PI 10: Professor Claire Rickard, RN, GradDip N(CritCare), PhD, FACN qualified as a Registered Nurse in 1992 and specialised in acute and critical hospital care, before moving into research in 1997 to manage pharmaceutical and investigator-initiated trials at the Royal Brisbane and Women’s Hospital. Over the following decade, she held a variety of hospital and university based research positions in Queensland, Victoria and Tasmania, and completed a PhD on the duration of intravascular administration set use in 2004. Rickard joined Griffith University in 2007 and established the Griffith University Intravascular Device Research Group which developed into the Australian Vascular Access Teaching and Research Group (AVATAR).

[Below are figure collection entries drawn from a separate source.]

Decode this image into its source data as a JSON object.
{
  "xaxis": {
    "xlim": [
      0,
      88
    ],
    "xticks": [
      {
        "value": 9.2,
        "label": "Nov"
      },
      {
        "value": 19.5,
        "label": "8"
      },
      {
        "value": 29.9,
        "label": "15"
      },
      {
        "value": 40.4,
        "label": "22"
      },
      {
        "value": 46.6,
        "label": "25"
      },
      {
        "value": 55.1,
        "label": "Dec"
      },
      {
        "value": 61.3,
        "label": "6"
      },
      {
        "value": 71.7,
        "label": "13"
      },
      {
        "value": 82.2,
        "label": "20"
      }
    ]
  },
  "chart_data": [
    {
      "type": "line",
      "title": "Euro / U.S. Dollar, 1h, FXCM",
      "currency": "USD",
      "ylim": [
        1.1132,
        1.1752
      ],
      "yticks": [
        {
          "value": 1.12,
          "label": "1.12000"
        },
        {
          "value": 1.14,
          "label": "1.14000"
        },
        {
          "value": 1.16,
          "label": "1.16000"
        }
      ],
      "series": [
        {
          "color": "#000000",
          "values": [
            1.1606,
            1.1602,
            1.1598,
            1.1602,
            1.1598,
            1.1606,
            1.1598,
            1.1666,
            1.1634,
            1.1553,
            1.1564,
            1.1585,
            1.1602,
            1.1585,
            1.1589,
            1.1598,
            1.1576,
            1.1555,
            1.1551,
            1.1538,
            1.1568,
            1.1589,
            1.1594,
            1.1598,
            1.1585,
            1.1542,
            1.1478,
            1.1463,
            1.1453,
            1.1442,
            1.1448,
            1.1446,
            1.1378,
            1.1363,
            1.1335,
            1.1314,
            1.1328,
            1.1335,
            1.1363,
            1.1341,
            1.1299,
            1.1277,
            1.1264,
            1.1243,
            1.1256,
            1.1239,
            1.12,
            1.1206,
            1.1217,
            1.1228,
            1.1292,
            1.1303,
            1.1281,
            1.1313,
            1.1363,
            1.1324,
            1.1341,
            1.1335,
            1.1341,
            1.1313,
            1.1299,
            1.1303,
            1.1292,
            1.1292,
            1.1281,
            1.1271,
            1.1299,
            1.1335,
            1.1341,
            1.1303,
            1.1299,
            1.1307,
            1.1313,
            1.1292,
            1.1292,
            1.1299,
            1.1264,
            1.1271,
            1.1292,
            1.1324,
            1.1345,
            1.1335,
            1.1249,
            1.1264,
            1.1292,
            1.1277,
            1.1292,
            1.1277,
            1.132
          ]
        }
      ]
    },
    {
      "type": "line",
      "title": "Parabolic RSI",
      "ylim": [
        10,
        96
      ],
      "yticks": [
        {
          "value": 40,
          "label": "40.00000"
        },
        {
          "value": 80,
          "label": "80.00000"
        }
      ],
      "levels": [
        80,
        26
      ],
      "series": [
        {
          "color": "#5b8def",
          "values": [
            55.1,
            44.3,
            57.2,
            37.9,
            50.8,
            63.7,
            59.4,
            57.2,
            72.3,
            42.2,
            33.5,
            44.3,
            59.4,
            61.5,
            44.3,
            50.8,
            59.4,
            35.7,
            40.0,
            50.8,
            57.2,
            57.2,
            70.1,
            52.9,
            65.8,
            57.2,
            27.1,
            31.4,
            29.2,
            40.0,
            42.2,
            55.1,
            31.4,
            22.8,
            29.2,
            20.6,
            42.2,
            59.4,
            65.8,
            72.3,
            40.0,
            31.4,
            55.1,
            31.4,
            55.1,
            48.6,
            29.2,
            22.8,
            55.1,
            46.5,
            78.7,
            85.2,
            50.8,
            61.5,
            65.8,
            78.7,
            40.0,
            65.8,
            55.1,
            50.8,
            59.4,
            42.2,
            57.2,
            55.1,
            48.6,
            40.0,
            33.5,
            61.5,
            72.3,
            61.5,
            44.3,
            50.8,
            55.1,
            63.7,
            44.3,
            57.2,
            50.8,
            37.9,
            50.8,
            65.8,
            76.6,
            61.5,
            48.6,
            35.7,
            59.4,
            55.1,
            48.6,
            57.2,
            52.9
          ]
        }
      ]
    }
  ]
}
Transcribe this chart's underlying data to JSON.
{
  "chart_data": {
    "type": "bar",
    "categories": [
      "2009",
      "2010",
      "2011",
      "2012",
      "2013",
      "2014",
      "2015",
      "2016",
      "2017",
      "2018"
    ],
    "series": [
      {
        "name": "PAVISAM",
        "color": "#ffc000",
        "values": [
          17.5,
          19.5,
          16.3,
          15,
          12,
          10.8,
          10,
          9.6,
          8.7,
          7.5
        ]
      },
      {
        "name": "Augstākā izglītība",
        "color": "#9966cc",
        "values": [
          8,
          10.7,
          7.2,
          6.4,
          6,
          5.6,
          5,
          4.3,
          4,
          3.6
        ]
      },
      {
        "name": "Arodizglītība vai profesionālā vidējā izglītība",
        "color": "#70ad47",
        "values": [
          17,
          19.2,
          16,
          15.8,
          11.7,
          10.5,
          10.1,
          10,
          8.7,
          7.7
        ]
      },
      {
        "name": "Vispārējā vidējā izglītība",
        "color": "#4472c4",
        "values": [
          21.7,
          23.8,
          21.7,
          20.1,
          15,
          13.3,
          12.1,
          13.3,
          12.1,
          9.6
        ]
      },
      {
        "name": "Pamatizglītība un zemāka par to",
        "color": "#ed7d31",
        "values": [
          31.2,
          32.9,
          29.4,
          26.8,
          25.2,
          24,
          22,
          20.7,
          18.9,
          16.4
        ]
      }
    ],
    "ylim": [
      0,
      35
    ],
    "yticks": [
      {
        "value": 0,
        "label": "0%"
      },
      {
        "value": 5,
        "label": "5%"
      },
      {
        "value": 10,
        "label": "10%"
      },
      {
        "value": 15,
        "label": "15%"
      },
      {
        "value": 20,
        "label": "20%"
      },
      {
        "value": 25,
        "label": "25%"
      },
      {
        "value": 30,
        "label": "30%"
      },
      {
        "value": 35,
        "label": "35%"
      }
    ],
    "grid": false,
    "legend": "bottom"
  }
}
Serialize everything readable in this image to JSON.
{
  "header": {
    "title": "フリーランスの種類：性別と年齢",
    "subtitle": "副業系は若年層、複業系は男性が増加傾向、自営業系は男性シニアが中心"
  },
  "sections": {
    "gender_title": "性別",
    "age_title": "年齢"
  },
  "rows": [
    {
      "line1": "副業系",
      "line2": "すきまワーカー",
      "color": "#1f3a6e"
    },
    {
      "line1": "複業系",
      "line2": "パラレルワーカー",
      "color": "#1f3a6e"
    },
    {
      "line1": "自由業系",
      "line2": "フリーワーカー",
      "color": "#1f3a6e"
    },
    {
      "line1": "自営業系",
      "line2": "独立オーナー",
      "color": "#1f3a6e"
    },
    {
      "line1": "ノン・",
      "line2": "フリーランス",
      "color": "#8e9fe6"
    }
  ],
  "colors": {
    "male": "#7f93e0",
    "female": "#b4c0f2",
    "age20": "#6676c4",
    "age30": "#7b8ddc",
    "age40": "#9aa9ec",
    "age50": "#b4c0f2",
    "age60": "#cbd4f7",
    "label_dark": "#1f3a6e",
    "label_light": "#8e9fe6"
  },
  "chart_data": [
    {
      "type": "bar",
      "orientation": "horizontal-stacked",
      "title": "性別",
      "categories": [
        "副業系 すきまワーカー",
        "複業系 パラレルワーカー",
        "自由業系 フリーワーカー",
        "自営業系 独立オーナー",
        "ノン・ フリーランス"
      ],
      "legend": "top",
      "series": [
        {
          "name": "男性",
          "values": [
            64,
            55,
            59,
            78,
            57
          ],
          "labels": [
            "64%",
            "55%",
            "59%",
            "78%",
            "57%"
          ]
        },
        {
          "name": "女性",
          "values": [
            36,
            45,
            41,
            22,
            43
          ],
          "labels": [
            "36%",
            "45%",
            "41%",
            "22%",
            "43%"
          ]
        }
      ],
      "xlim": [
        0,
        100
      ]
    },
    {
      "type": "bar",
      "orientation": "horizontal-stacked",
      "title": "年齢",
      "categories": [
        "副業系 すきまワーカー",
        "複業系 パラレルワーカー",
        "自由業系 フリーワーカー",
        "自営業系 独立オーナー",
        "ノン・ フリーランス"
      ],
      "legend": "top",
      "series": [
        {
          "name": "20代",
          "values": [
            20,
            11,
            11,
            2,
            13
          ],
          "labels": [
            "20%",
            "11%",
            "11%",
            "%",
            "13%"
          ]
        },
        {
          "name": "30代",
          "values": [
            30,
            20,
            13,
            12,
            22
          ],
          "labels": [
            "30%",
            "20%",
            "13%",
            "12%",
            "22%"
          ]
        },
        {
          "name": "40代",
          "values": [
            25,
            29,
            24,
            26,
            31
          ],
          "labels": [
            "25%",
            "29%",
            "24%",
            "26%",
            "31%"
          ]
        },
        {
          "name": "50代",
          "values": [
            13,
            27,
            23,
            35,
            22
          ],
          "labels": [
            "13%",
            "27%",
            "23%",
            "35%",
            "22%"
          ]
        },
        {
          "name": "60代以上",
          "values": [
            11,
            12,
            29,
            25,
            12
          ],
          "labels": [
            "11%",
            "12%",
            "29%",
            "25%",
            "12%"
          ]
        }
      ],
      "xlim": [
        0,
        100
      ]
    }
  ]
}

The group includes nursing and medical clinicians, microbiologists, chemists, engineers, statisticians and economists. AVATAR predominantly undertakes large randomized controlled trials in conjunction with major hospitals in Queensland, NSW, Perth, and Victoria. AVATAR also has a significant lab based program, and a strong team undertaking Cochrane Systematic Reviews. Educational courses and knowledge translation workshops were introduced in 2013. Rickard is Professor of Nursing in the National Health and Medical Research Council (NHMRC) Centre of Research Excellence in Nursing at Griffith University, also the Acute and Critical Care Unit Leader with the Centre for Health Innovation in the Griffith Health Institute. She is highly esteemed in the intravascular device field of research and has established connections with vascular device researchers across the globe. She is the recipient of numerous prestigious awards in health research and was recently inducted into the Sigma Theta Tau International Nurse Researcher Hall of Fame. Rickard has over 60 peer-reviewed publications including The Lancet, and several book chapters, with 750 citations in Scopus and an h-index of 14. Rickard’s research has attracted over $6 million in funding from the NHMRC and other granting bodies.